Of course, cultural misunderstanding wasn’t the only factor. The internet’s green-eyed monster - the impulse to tear down a young, talented, beautiful woman of color - played its part. But again: context shaped interpretation.
So what’s the point here?
I’m trying to avoid the cheesy “what brands can learn from this” trope, but there is something worth discussing.
There's a large body of academic research showing that color significantly influences consumer perception and behavior through complex psychological mechanisms that operate in highly contextual ways.
Despite what some might like to believe, most marketers are not idiots. While we all have cultural blind spots, we are typically very intentional about the content we put out into the world. We sweat the details - sometimes obsessively.

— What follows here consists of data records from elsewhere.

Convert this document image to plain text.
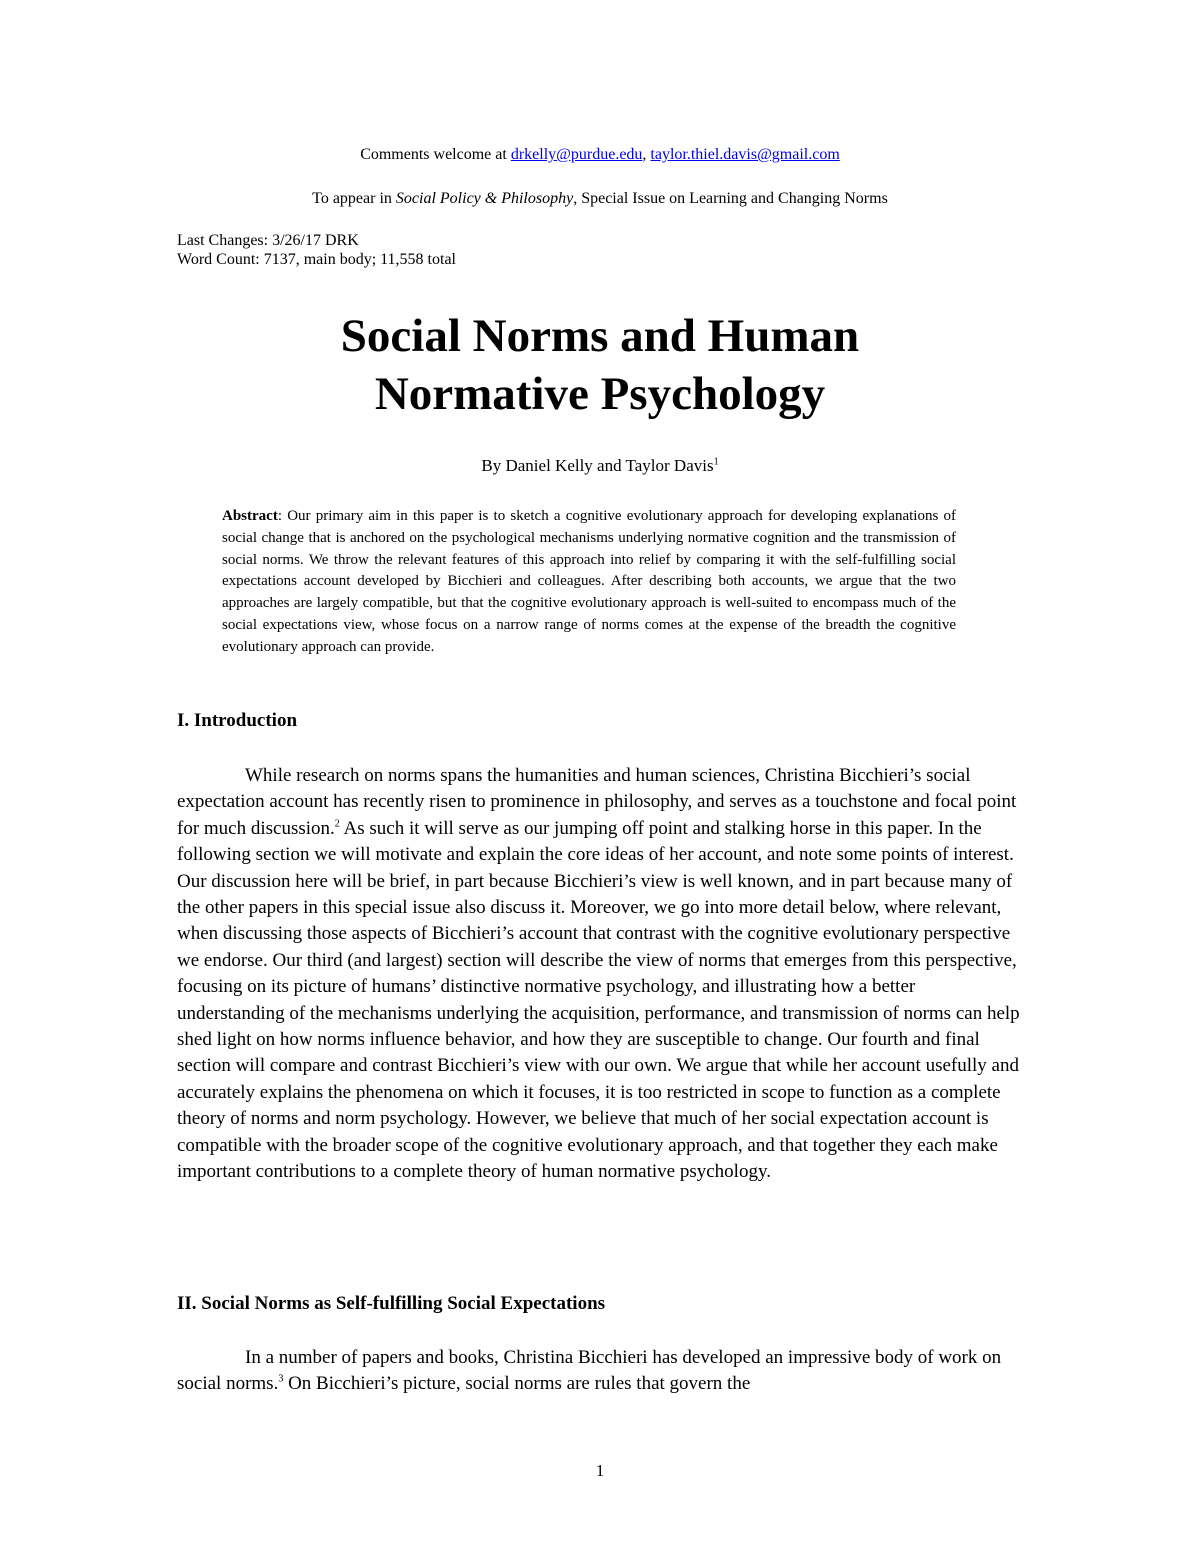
Comments welcome at drkelly@purdue.edu, taylor.thiel.davis@gmail.com
To appear in Social Policy & Philosophy, Special Issue on Learning and Changing Norms
Last Changes: 3/26/17 DRK
Word Count: 7137, main body; 11,558 total
Social Norms and Human
Normative Psychology
By Daniel Kelly and Taylor Davis$^1$
Abstract: Our primary aim in this paper is to sketch a cognitive evolutionary approach for developing explanations of social change that is anchored on the psychological mechanisms underlying normative cognition and the transmission of social norms. We throw the relevant features of this approach into relief by comparing it with the self-fulfilling social expectations account developed by Bicchieri and colleagues. After describing both accounts, we argue that the two approaches are largely compatible, but that the cognitive evolutionary approach is well-suited to encompass much of the social expectations view, whose focus on a narrow range of norms comes at the expense of the breadth the cognitive evolutionary approach can provide.
I. Introduction
While research on norms spans the humanities and human sciences, Christina Bicchieri’s social expectation account has recently risen to prominence in philosophy, and serves as a touchstone and focal point for much discussion.$^2$ As such it will serve as our jumping off point and stalking horse in this paper. In the following section we will motivate and explain the core ideas of her account, and note some points of interest. Our discussion here will be brief, in part because Bicchieri’s view is well known, and in part because many of the other papers in this special issue also discuss it. Moreover, we go into more detail below, where relevant, when discussing those aspects of Bicchieri’s account that contrast with the cognitive evolutionary perspective we endorse. Our third (and largest) section will describe the view of norms that emerges from this perspective, focusing on its picture of humans’ distinctive normative psychology, and illustrating how a better understanding of the mechanisms underlying the acquisition, performance, and transmission of norms can help shed light on how norms influence behavior, and how they are susceptible to change. Our fourth and final section will compare and contrast Bicchieri’s view with our own. We argue that while her account usefully and accurately explains the phenomena on which it focuses, it is too restricted in scope to function as a complete theory of norms and norm psychology. However, we believe that much of her social expectation account is compatible with the broader scope of the cognitive evolutionary approach, and that together they each make important contributions to a complete theory of human normative psychology.
II. Social Norms as Self-fulfilling Social Expectations
In a number of papers and books, Christina Bicchieri has developed an impressive body of work on social norms.$^3$ On Bicchieri’s picture, social norms are rules that govern the
1
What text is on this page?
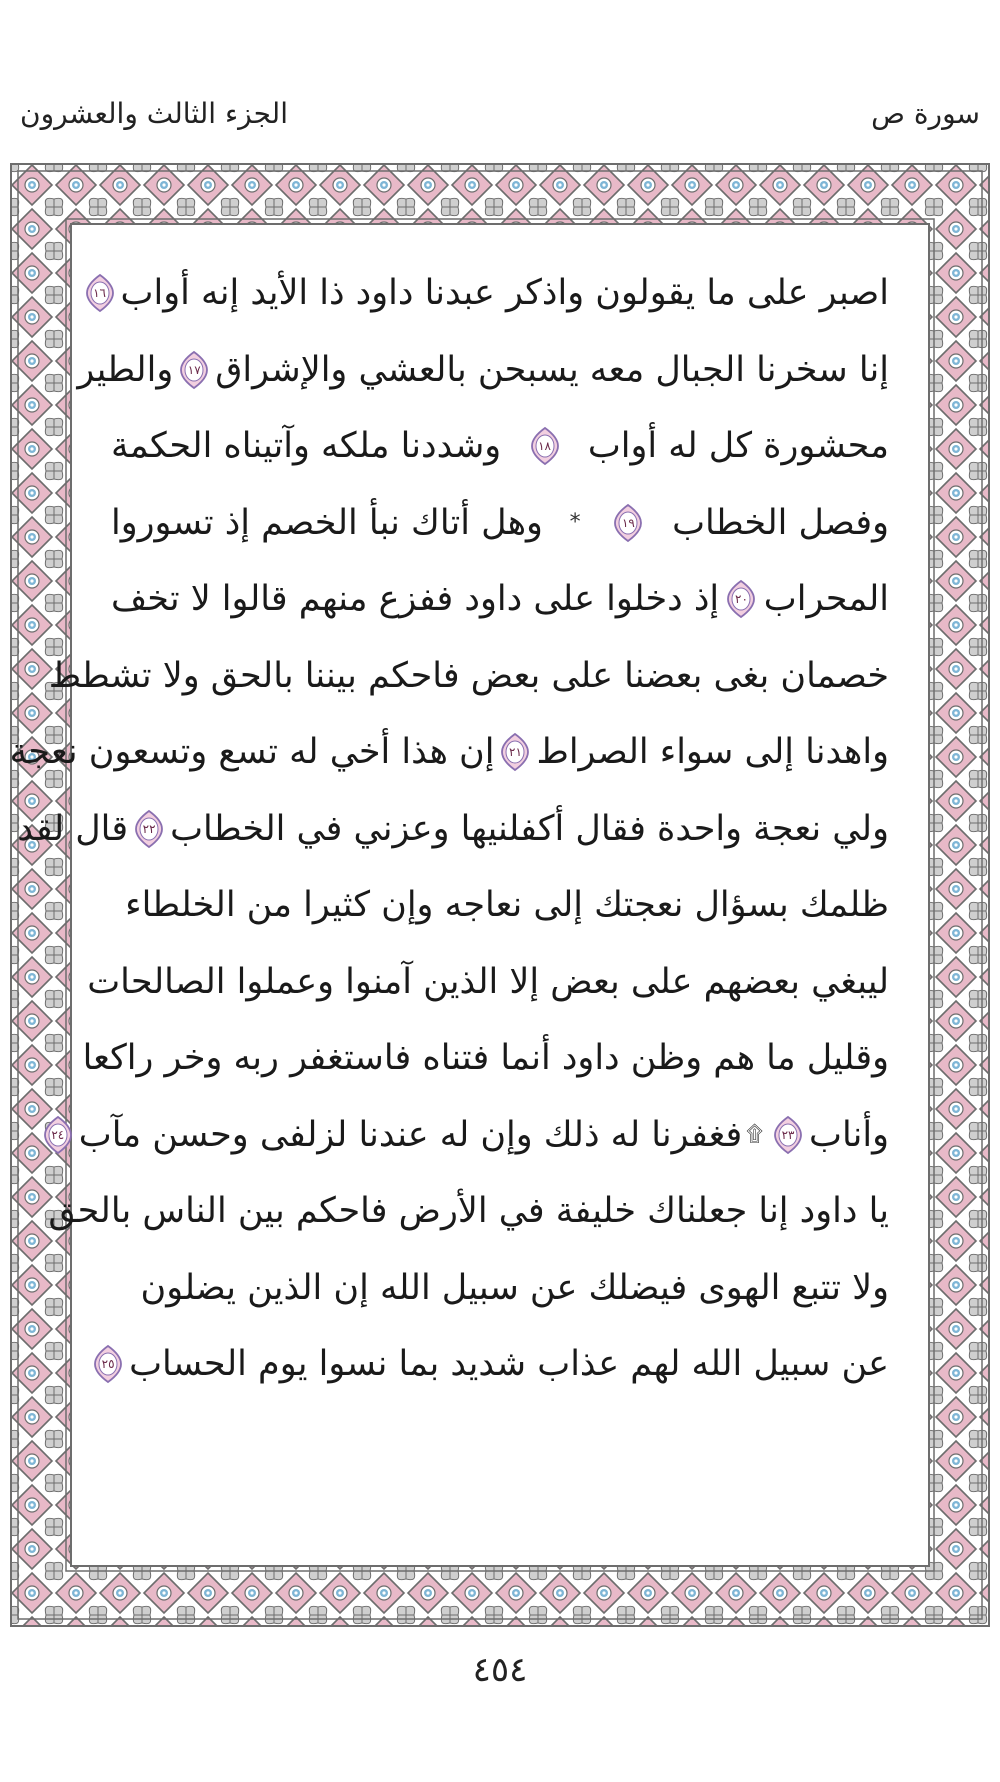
سورة ص
الجزء الثالث والعشرون
اصبر على ما يقولون واذكر عبدنا داود ذا الأيد إنه أواب
١٦
إنا سخرنا الجبال معه يسبحن بالعشي والإشراق
١٧
والطير
محشورة كل له أواب
١٨
وشددنا ملكه وآتيناه الحكمة
وفصل الخطاب
١٩
*
وهل أتاك نبأ الخصم إذ تسوروا
المحراب
٢٠
إذ دخلوا على داود ففزع منهم قالوا لا تخف
خصمان بغى بعضنا على بعض فاحكم بيننا بالحق ولا تشطط
واهدنا إلى سواء الصراط
٢١
إن هذا أخي له تسع وتسعون نعجة
ولي نعجة واحدة فقال أكفلنيها وعزني في الخطاب
٢٢
قال لقد
ظلمك بسؤال نعجتك إلى نعاجه وإن كثيرا من الخلطاء
ليبغي بعضهم على بعض إلا الذين آمنوا وعملوا الصالحات
وقليل ما هم وظن داود أنما فتناه فاستغفر ربه وخر راكعا
وأناب
٢٣
۩
فغفرنا له ذلك وإن له عندنا لزلفى وحسن مآب
٢٤
يا داود إنا جعلناك خليفة في الأرض فاحكم بين الناس بالحق
ولا تتبع الهوى فيضلك عن سبيل الله إن الذين يضلون
عن سبيل الله لهم عذاب شديد بما نسوا يوم الحساب
٢٥
٤٥٤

This is why I doubt the folks at Pantone were surprised by the reaction their color choice provoked. In fact, during a Dec. 4 launch event, Pantone’s president, Sky Kelley, said she knew Cloud Dancer would be “pretty controversial”.
We live in an attention economy, and they found a way to get some. I suspect that was the real point of the exercise.
The broader truth is that, like the famous blue-dress/gold-dress illusion, color is a Rorschach test. Our perceptions are not fixed - and never neutral. Our interpretations reveal the fractures we haven’t healed and the identities we’re still negotiating.
Or to put it another way, when it comes to understanding the power of color in culture, the answer is rarely black or white.